March 9, 2015 How to Fix Your Time Machine
Dear Syfy Channel,
As much as I’m enjoying your new 12 Monkeys series, it’s also really annoying. This is not entirely your fault. Time travel is typically a mess in films and TV shows. Why, for instance, does Cole’s time travel chair lean him backwards like an astronaut, and yet when he appears and disappears in the past, he’s in a standing position? And why does he not return to the same moment in time that he left? I realize the answer is story convenience—sometimes it’s fun to have things happen while he’s “gone”—but couldn’t the doctor spout some techno-babble explaining how the machine somehow locks the two time periods in sync? Otherwise the past is less a “when” and more like a “where,” a place that exists simultaneously with “now” and so moves forward at a parallel rate.

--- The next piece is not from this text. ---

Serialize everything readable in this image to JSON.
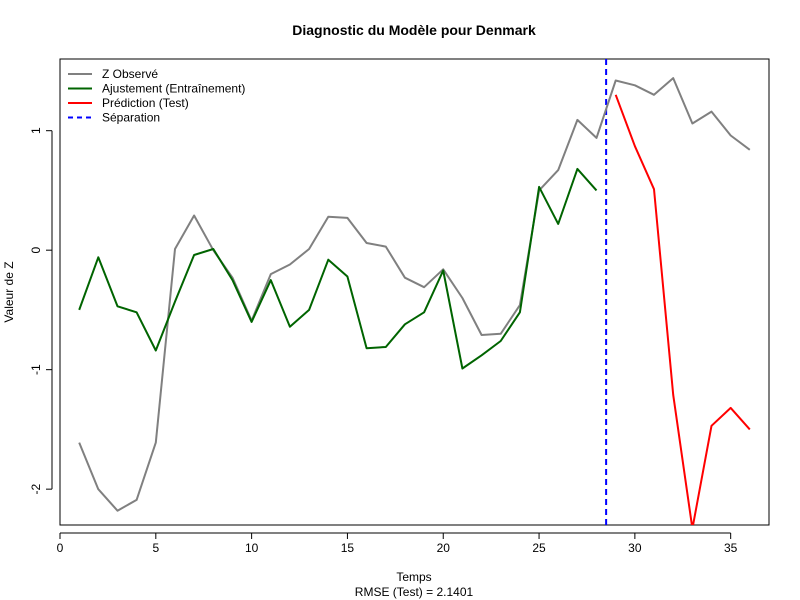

Cole’s mission is also a variation on Back to the Future and so suffers from a range of Michael-J.-Fox-fading-from-the-family-photo problems. For instance, when he loops back to a moment he’s already visited and alters it so this time his past self is accidentally shot in the arm, why does he experience the injury simultaneously with his past self? And why does the injury then turn into a sutured scar? At what point in time was the wound bandaged? Is the current Cole now a different Cole, the Cole who was injured in the past, and so then was the previous not-shot-in-the-arm Cole erased? If so, the new Cole wouldn’t even know something had been altered, because in fact “his” timeline hasn’t been altered, and so he would remember and have anticipated being shot—in which case, wouldn’t he take some precaution “now” to avoid it happening “again.” His whole mission is about altering past events, so there are no cosmic taboos like the kind the writers of Doctor Who keep having to invent, those inexplicably “fixed” points in time that make the plot work at the expense of everything else.
I realize this sort of internal consistency is not the top priority when writing action-oriented entertainment. The top priority for writers of action-oriented entertainment is to be entertaining. There is no correlation between a well-tempered time machine and high ratings. Though I would not be surprised if TV and film producers imagine the correlation is inverse, that the more time writers spend tinkering with the nuts and bolts of their nerdy plot devices, the less entertaining the show will be. And to a certain degree this is true, since sinking all of your effort into any one story element at the expense of the billion other story elements needed to make a story good is a great way to make a story very bad. Though at the other end of the spectrum, a story that ignores too many of those reality-securing nuts and bolts is going to score pretty high on viewers’ This-Is-Stupid meter. So most time-travel tales bounce around the middle, cutting corners while keeping the majority of their viewers’ frontal lobes intact.
But how about a time-travel story that’s both entertaining and makes sense? I realize “makes sense” is an oxymoron when talking about the impossible, but all I’m asking for is the appearance of plausibility. If that sounds like a pointless constraint on the creative process, remember that writers thrive on constraints—or as Robert Frost put it: “Writing free verse is like playing tennis with the net down.” 12 Monkeys could use a few nets.
So here’s one example of an entertainingly plausible time machine. Begin by taking the traveler out of time travel. Start simpler. Think of it first as a “time phone.” Your machine sends and receives signals from the future. This is where a TV producer hangs up, because a show about people talking on phones sounds really boring, but the constraints create new possibilities. What if the future end of the phone is a robot? And if this end of the phone isn’t a phone but a Wii, then instead of a cartoon in a 2-D landscape, your avatar is a remote control android physically interacting with people in the future.
That nuts-and-bolt net also manufactures some potential plot tensions. Since anyone can throw on video goggles and Wii gloves, anyone can “travel” in time—but to the folks in the other time destination, “anyone” always looks exactly the same. You can never know for sure who is remote controlling the android—the good guys or the bad guys. This is great news for Orphan Black actress Tatiana Maslany since who else could play so many parts within a part? But if Maslany is busy, I nominate Enver Gjokaj based on his brilliant stint on the not-so-brilliant Dollhouse (he’s pretty good on Agent Carter too.)
Meanwhile, the folks working the Wii, they first have to build the android before they can dial the future with the blind hope that they (or future generations depending on how far into the future you’re dialing) will have maintained it. Since the Wii controls can exist in the future too, future people can also dial backwards in time, beginning at the moment the android is first switched on. So while the inventors are visiting the unknown future, the unknown future is visiting them.
If that doesn’t give a team of writers material for a season or two, you can always throw in an apocalypse—a worldwide plague, a rise of the machines and/or apes, a dysfunctional family in need of an emotional reboot. Maybe Michael J. Fox can use Matrix technology to active an Arnold robot and prevent his parents from being zombified before he’s born so he can overthrow the Morlocks after he grows up to be Bruce Willis?